As a kid I spent a lot of time dealing with death. I was born when my mother was forty so all of our relatives were older than dirt to a kid. As a result I was being dragged to funerals as far back as I can remember. Now my family was Catholic so there was a lot of planning and praying at least at church. When we ended up at home though it was a totally different story.
I can remember sitting around and listening to the adults gossiping about whomever had died. I know that most people would call it disrespectful but they were dead so I am guessing they didn't mind. I can still see my Grandmother and all the old biddies sitting around the kitchen table just telling stories of everyone. Let me tell you these women didn't hold anything back. They reminisced about the good times and the bad.

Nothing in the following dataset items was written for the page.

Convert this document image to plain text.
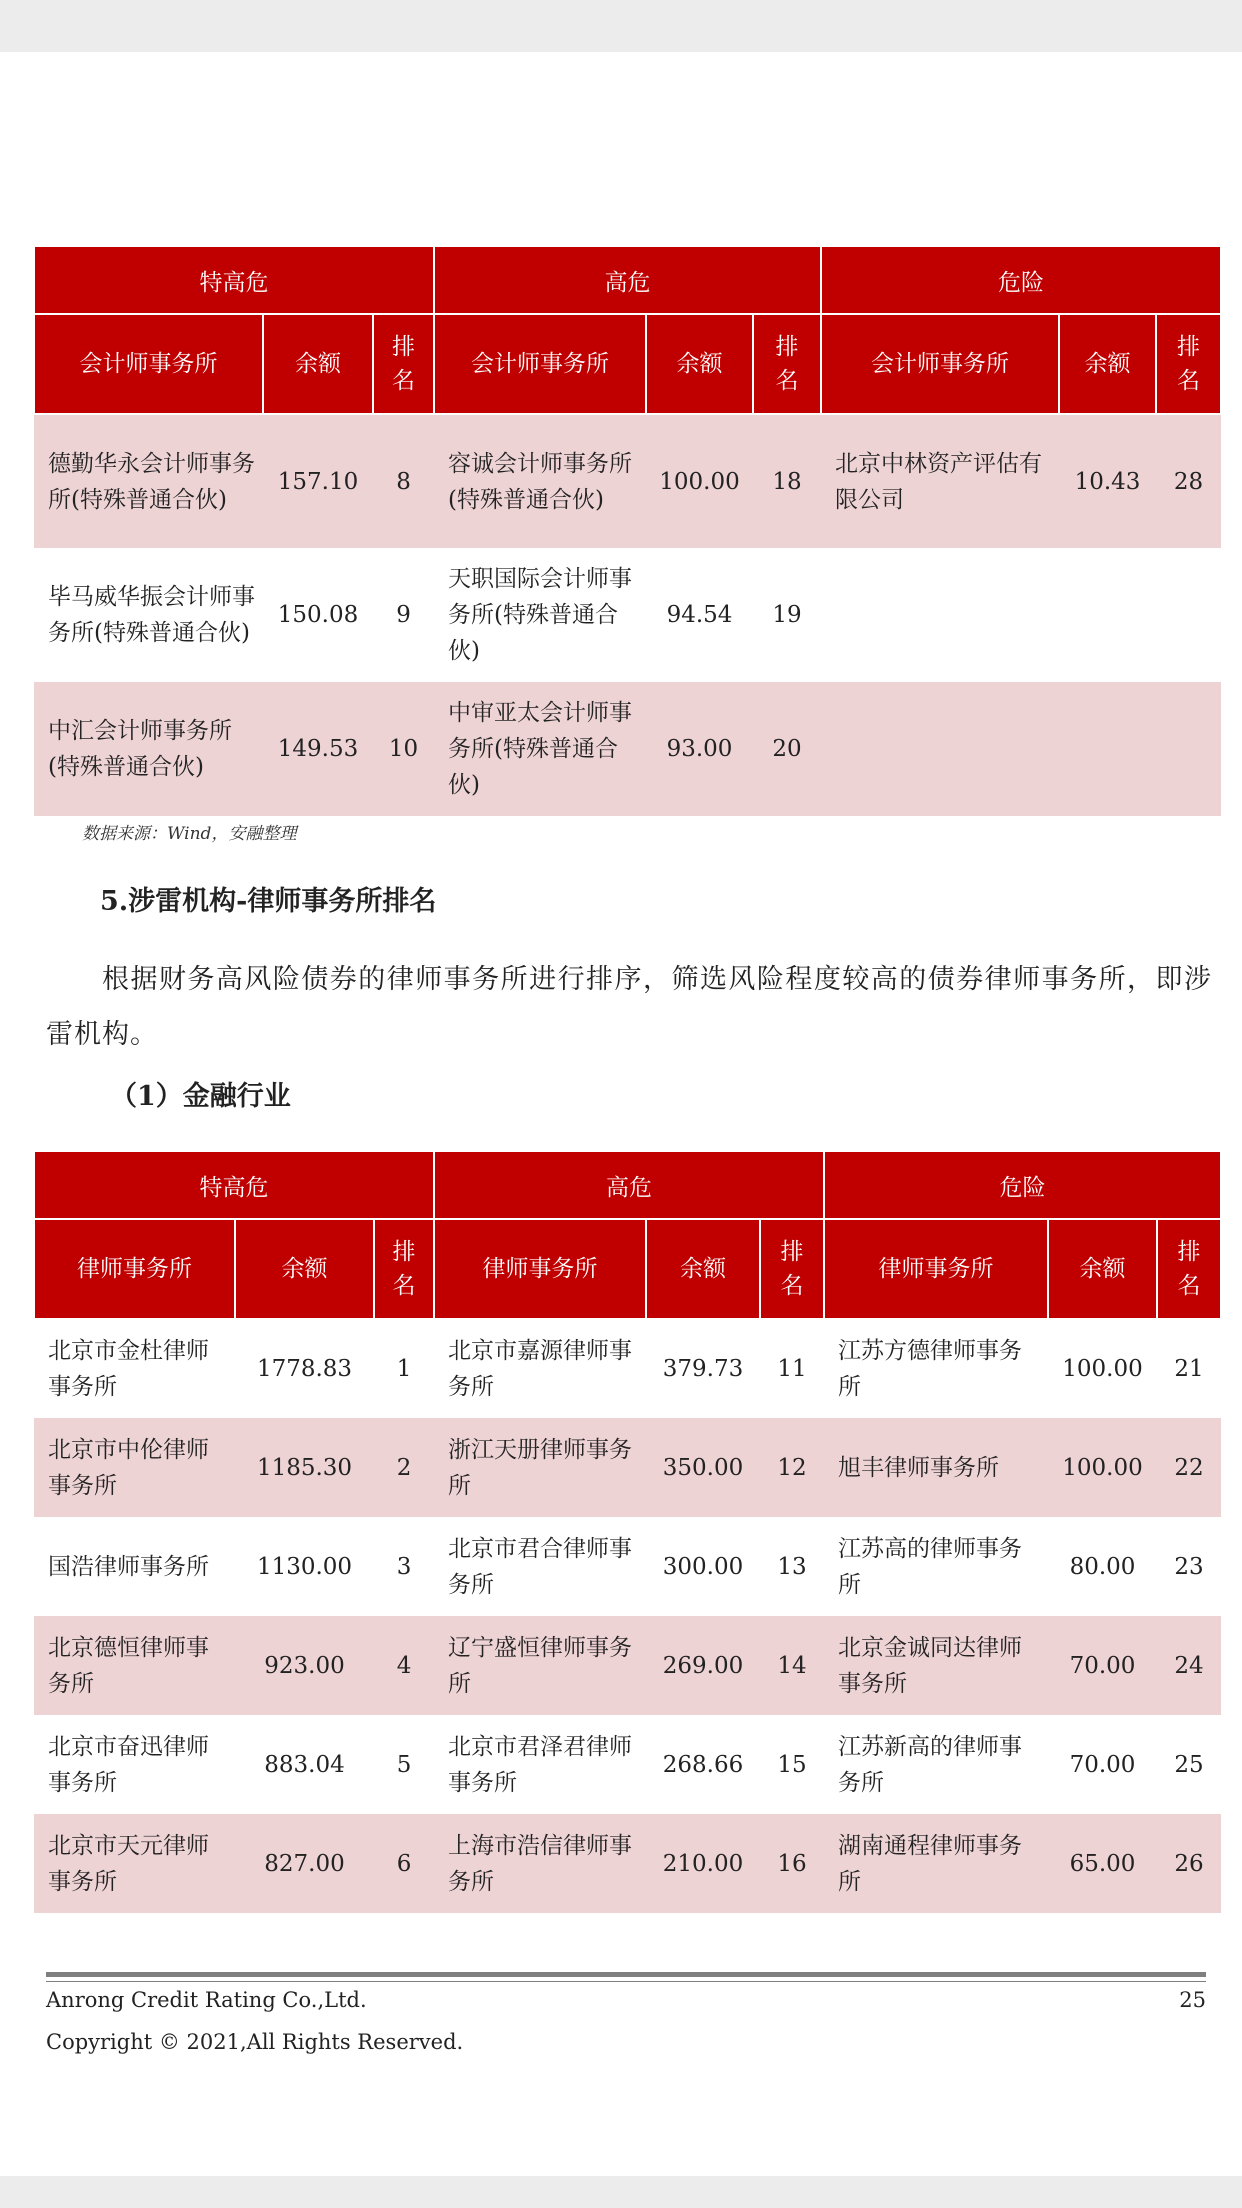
特高危			高危			危险		
会计师事务所	余额	排名	会计师事务所	余额	排名	会计师事务所	余额	排名
德勤华永会计师事务所(特殊普通合伙)	157.10	8	容诚会计师事务所(特殊普通合伙)	100.00	18	北京中林资产评估有限公司	10.43	28
毕马威华振会计师事务所(特殊普通合伙)	150.08	9	天职国际会计师事务所(特殊普通合伙)	94.54	19			
中汇会计师事务所(特殊普通合伙)	149.53	10	中审亚太会计师事务所(特殊普通合伙)	93.00	20			
数据来源：Wind，安融整理
5.涉雷机构-律师事务所排名
根据财务高风险债券的律师事务所进行排序，筛选风险程度较高的债券律师事务所，即涉雷机构。
（1）金融行业
特高危			高危			危险		
律师事务所	余额	排名	律师事务所	余额	排名	律师事务所	余额	排名
北京市金杜律师事务所	1778.83	1	北京市嘉源律师事务所	379.73	11	江苏方德律师事务所	100.00	21
北京市中伦律师事务所	1185.30	2	浙江天册律师事务所	350.00	12	旭丰律师事务所	100.00	22
国浩律师事务所	1130.00	3	北京市君合律师事务所	300.00	13	江苏高的律师事务所	80.00	23
北京德恒律师事务所	923.00	4	辽宁盛恒律师事务所	269.00	14	北京金诚同达律师事务所	70.00	24
北京市奋迅律师事务所	883.04	5	北京市君泽君律师事务所	268.66	15	江苏新高的律师事务所	70.00	25
北京市天元律师事务所	827.00	6	上海市浩信律师事务所	210.00	16	湖南通程律师事务所	65.00	26
Anrong Credit Rating Co.,Ltd.	25
Copyright © 2021,All Rights Reserved.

I heard things that a child should never know about their family or anyone else for that matter.
Sitting around and listening to these women talked taught me a valuable lesson. People may seem good and decent but in the end we all have our vices. Others seem like terrible people but they had good qualities as well. I learned that there are so many varying degrees of good and bad that you just have to accept that people are not perfect and sometimes they will find the wrong road and take it.
I know a lot of people find my family’s way of dealing with death as strange because we don’t sit around crying and wailing but that is just not our way. We always want to remember the ones who passed away but we do it in the most honest way possible. We all get together and do exactly what my Grandmother and her friends taught us. We sit down and talk about whoever died. We talk about the good, the bad, and the ugly. We never put the person on a pedestal and we know that in the end we cannot judge because when we die our family will still be doing the same thing except we will be the one being talked about.